Know Your Local Media: Col. St. James on the Texas Radio Hall of Fame and Naked Strippers on the KLOL Console
Getting into the Texas Radio Hall of Fame is a big deal when you consider the company includes Wolfman Jack and George Carlin among others. One local dee jay, Colonel St. James of 93.7 the Arrow, is among them. He has been on air since the 1970s and has worked at just about every rock and roll station imaginable including the legendary 101 KLOL.
Courtesy BCL Photography
While the radio business has changed dramatically over the years, the Colonel just keeps "spinning that hot wax" like he always has. Of course, there are probably fewer naked strippers adorning his control room console these days, but the beat goes on.
Here are his five questions.
As an aside, the last paragraph of his responses was something he insisted on being added. After my father died in 2008, St. James contacted me out of the blue on Facebook and asked if I was his son. He told me how my father, who was a long-time teacher for the Houston Independent School District and a former radio man himself, was the reason he ended up in radio, something that meant a great deal to me at the time and still does.
You've been in radio a long time. What have been the most significant changes to the industry since when you started?
Radio certainly has changed since I started in the seventies. I used to walk into the studio, put a record on the turntable, and not only be heard all over the Houston area, but if the atmospheric conditions were right, I was talking to the Rio Grande Valley. Now, my music is all on a computer, it's digital (No more pops and scratches), and because of streaming on the Internet, I have listeners all over the world. As a matter of fact, I'm the most popular Disk Jockey in Antarctica! For real!

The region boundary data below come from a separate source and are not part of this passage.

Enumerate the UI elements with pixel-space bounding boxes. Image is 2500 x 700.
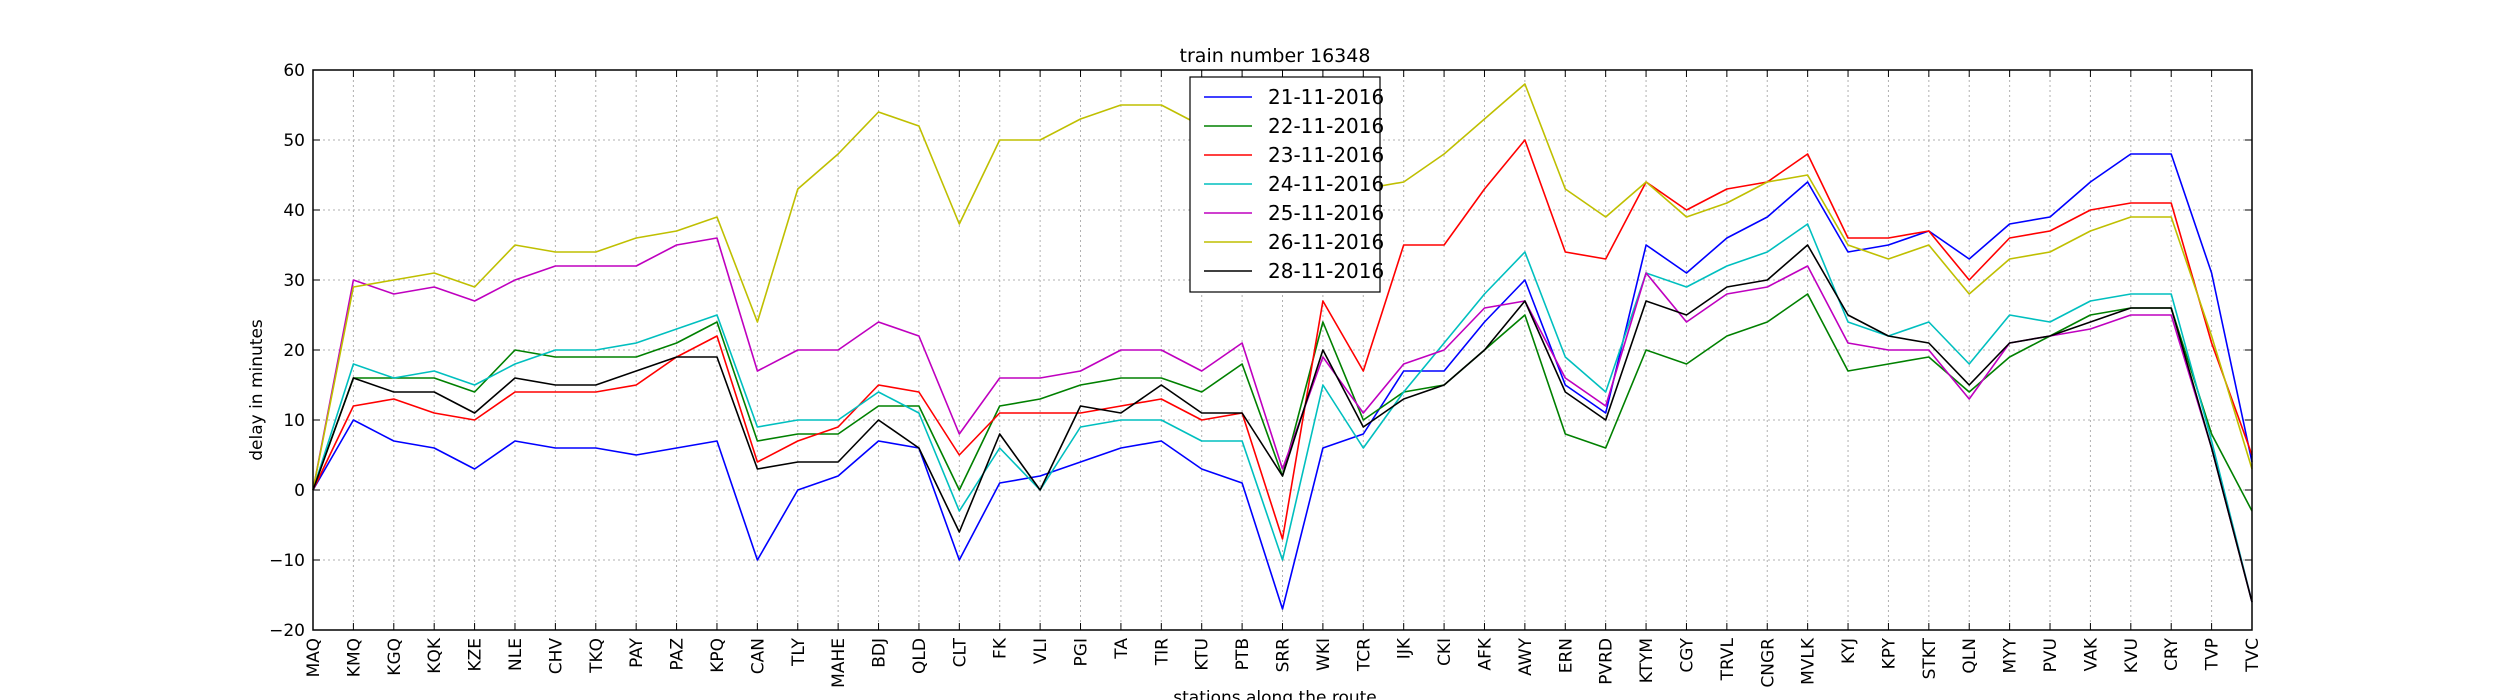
x-tick-label: TA	[1112, 638, 1132, 660]
x-tick-label: CHV	[546, 638, 566, 675]
series-line	[312, 223, 2253, 603]
y-tick-label: −10	[269, 551, 305, 571]
x-tick-label: PVU	[2041, 638, 2061, 672]
x-tick-label: PGI	[1072, 638, 1092, 666]
x-tick-label: NLE	[506, 638, 526, 671]
x-tick-label: PTB	[1233, 638, 1253, 670]
x-tick-label: TIR	[1152, 638, 1172, 666]
chart-title: train number 16348	[1180, 45, 1371, 67]
legend-label: 28-11-2016	[1268, 259, 1384, 283]
x-tick-label: TLY	[789, 637, 809, 667]
x-tick-label: KYJ	[1839, 638, 1859, 664]
series-line	[312, 244, 2253, 603]
x-tick-label: WKI	[1314, 638, 1334, 671]
x-tick-label: KMQ	[344, 638, 364, 677]
x-tick-label: CLT	[950, 637, 970, 667]
x-tick-label: PAZ	[668, 638, 688, 670]
x-tick-label: MAQ	[304, 638, 324, 677]
x-tick-label: STKT	[1920, 637, 1940, 679]
x-tick-label: FK	[991, 637, 1011, 659]
x-tick-label: QLN	[1960, 638, 1980, 674]
x-tick-label: CRY	[2162, 637, 2182, 671]
x-tick-label: CKI	[1435, 638, 1455, 666]
legend: 21-11-2016 22-11-2016 23-11-2016 24-11-2016…	[1189, 76, 1384, 293]
x-tick-label: MYY	[2001, 637, 2021, 673]
x-tick-label: PAY	[627, 637, 647, 667]
legend-label: 21-11-2016	[1268, 85, 1384, 109]
x-tick-label: TCR	[1354, 638, 1374, 672]
x-tick-label: KTYM	[1637, 638, 1657, 683]
x-tick-label: CAN	[748, 638, 768, 674]
x-tick-label: KVU	[2122, 638, 2142, 673]
x-tick-label: VAK	[2081, 637, 2101, 671]
y-tick-label: 60	[283, 61, 305, 81]
x-tick-label: CGY	[1677, 637, 1697, 672]
y-tick-label: 10	[283, 411, 305, 431]
series-line	[312, 237, 2253, 603]
y-tick-label: 20	[283, 341, 305, 361]
x-tick-label: AFK	[1475, 637, 1495, 670]
x-tick-label: VLI	[1031, 638, 1051, 664]
y-tick-label: −20	[269, 621, 305, 641]
x-tick-label: BDJ	[870, 638, 890, 668]
series-line	[312, 139, 2253, 540]
x-tick-label: KZE	[466, 638, 486, 672]
y-tick-label: 30	[283, 271, 305, 291]
y-tick-label: 0	[294, 481, 305, 501]
x-tick-label: SRR	[1274, 638, 1294, 673]
x-tick-label: KGQ	[385, 638, 405, 676]
x-tick-label: KTU	[1193, 638, 1213, 671]
legend-label: 25-11-2016	[1268, 201, 1384, 225]
x-tick-label: AWY	[1516, 637, 1536, 676]
legend-label: 22-11-2016	[1268, 114, 1384, 138]
x-axis-label: stations along the route	[1173, 688, 1377, 700]
legend-label: 24-11-2016	[1268, 172, 1384, 196]
x-tick-label: KPQ	[708, 638, 728, 673]
y-tick-label: 40	[283, 201, 305, 221]
x-tick-label: MAHE	[829, 638, 849, 688]
x-tick-label: TVP	[2203, 638, 2223, 671]
x-tick-label: QLD	[910, 638, 930, 674]
x-tick-label: CNGR	[1758, 638, 1778, 688]
y-tick-label: 50	[283, 131, 305, 151]
y-axis-label: delay in minutes	[247, 319, 267, 461]
x-tick-label: MVLK	[1799, 637, 1819, 685]
x-tick-label: ERN	[1556, 638, 1576, 673]
x-tick-label: KQK	[425, 637, 445, 674]
x-tick-label: KPY	[1879, 637, 1899, 669]
x-tick-label: TRVL	[1718, 637, 1738, 681]
x-tick-label: TVC	[2243, 638, 2263, 673]
x-tick-label: PVRD	[1597, 638, 1617, 685]
legend-label: 23-11-2016	[1268, 143, 1384, 167]
x-tick-label: TKQ	[587, 638, 607, 674]
y-axis-ticks: −20 −10 0 10 20 30 40 50 60	[269, 61, 2252, 641]
legend-label: 26-11-2016	[1268, 230, 1384, 254]
x-axis-ticks: MAQ KMQ KGQ KQK KZE NLE CHV TKQ PAY PAZ KPQ CAN TLY M…	[304, 70, 2263, 688]
x-tick-label: IJK	[1395, 637, 1415, 659]
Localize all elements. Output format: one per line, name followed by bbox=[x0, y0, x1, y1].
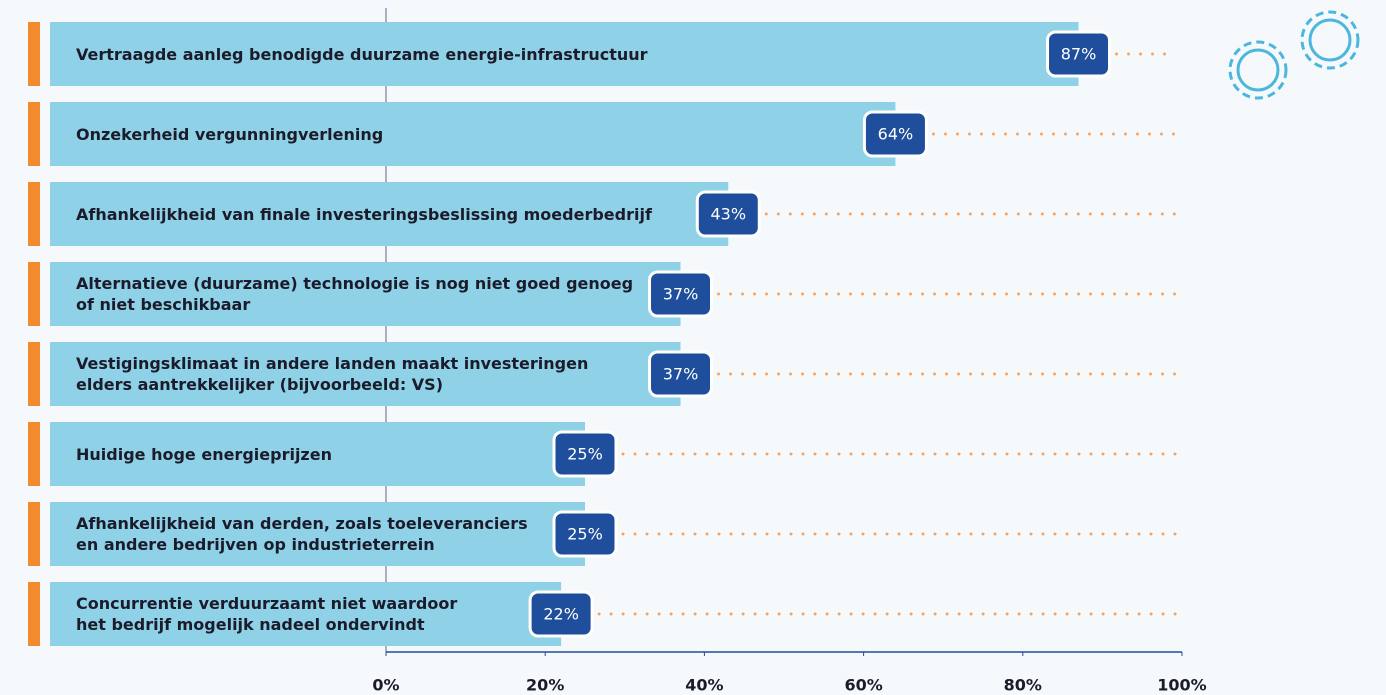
bar bbox=[50, 182, 729, 246]
category-label: Vestigingsklimaat in andere landen maakt… bbox=[76, 354, 589, 394]
value-badge bbox=[862, 110, 928, 158]
category-label: Afhankelijkheid van derden, zoals toelev… bbox=[76, 514, 528, 554]
value-badge bbox=[695, 190, 761, 238]
row-marker bbox=[28, 502, 40, 566]
bar bbox=[50, 422, 585, 486]
value-label: 43% bbox=[710, 205, 746, 224]
x-tick-label: 40% bbox=[685, 676, 723, 695]
value-badge bbox=[552, 430, 618, 478]
row-marker bbox=[28, 182, 40, 246]
category-label: Onzekerheid vergunningverlening bbox=[76, 124, 384, 144]
x-tick-label: 0% bbox=[372, 676, 399, 695]
gears-icon bbox=[1228, 10, 1360, 100]
value-label: 37% bbox=[663, 365, 699, 384]
row-marker bbox=[28, 262, 40, 326]
x-tick-label: 80% bbox=[1004, 676, 1042, 695]
bar bbox=[50, 582, 562, 646]
category-label: Vertraagde aanleg benodigde duurzame ene… bbox=[76, 44, 648, 64]
bar bbox=[50, 342, 681, 406]
category-label: Alternatieve (duurzame) technologie is n… bbox=[76, 274, 634, 314]
x-tick-label: 20% bbox=[526, 676, 564, 695]
x-tick-label: 60% bbox=[844, 676, 882, 695]
bar bbox=[50, 502, 585, 566]
value-label: 37% bbox=[663, 285, 699, 304]
value-label: 22% bbox=[543, 605, 579, 624]
value-label: 25% bbox=[567, 525, 603, 544]
value-label: 87% bbox=[1061, 45, 1097, 64]
category-label: Concurrentie verduurzaamt niet waardoor … bbox=[76, 594, 458, 634]
value-label: 25% bbox=[567, 445, 603, 464]
value-badge bbox=[528, 590, 594, 638]
bar bbox=[50, 22, 1079, 86]
bar bbox=[50, 262, 681, 326]
x-tick-label: 100% bbox=[1157, 676, 1206, 695]
value-badge bbox=[648, 270, 714, 318]
row-marker bbox=[28, 22, 40, 86]
bar bbox=[50, 102, 896, 166]
value-badge bbox=[1046, 30, 1112, 78]
row-marker bbox=[28, 582, 40, 646]
value-badge bbox=[552, 510, 618, 558]
row-marker bbox=[28, 422, 40, 486]
category-label: Huidige hoge energieprijzen bbox=[76, 444, 332, 464]
value-badge bbox=[648, 350, 714, 398]
category-label: Afhankelijkheid van finale investeringsb… bbox=[76, 204, 652, 224]
row-marker bbox=[28, 102, 40, 166]
value-label: 64% bbox=[878, 125, 914, 144]
row-marker bbox=[28, 342, 40, 406]
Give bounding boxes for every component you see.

What is the craziest on-air experience you ever had?
At KLOL our studio walls were covered from floor to ceiling with pictures of our Rock and Roll Army members. Thousands of photos! One night I had a date with a lady who worked at the infamous Montrose gentleman's club, the Boobie Rock. We convinced her to pose totally nude lying across the control board in the studio, we shot Polaroids (Remember those?), hung them on the wall. The next afternoon the owner's son came into the studio and asked if we had any new pictures. I said, "Well...these." He looked them over and said, "Those are nice....and ...uh...THOSE ARE HERE!!" Those were the days!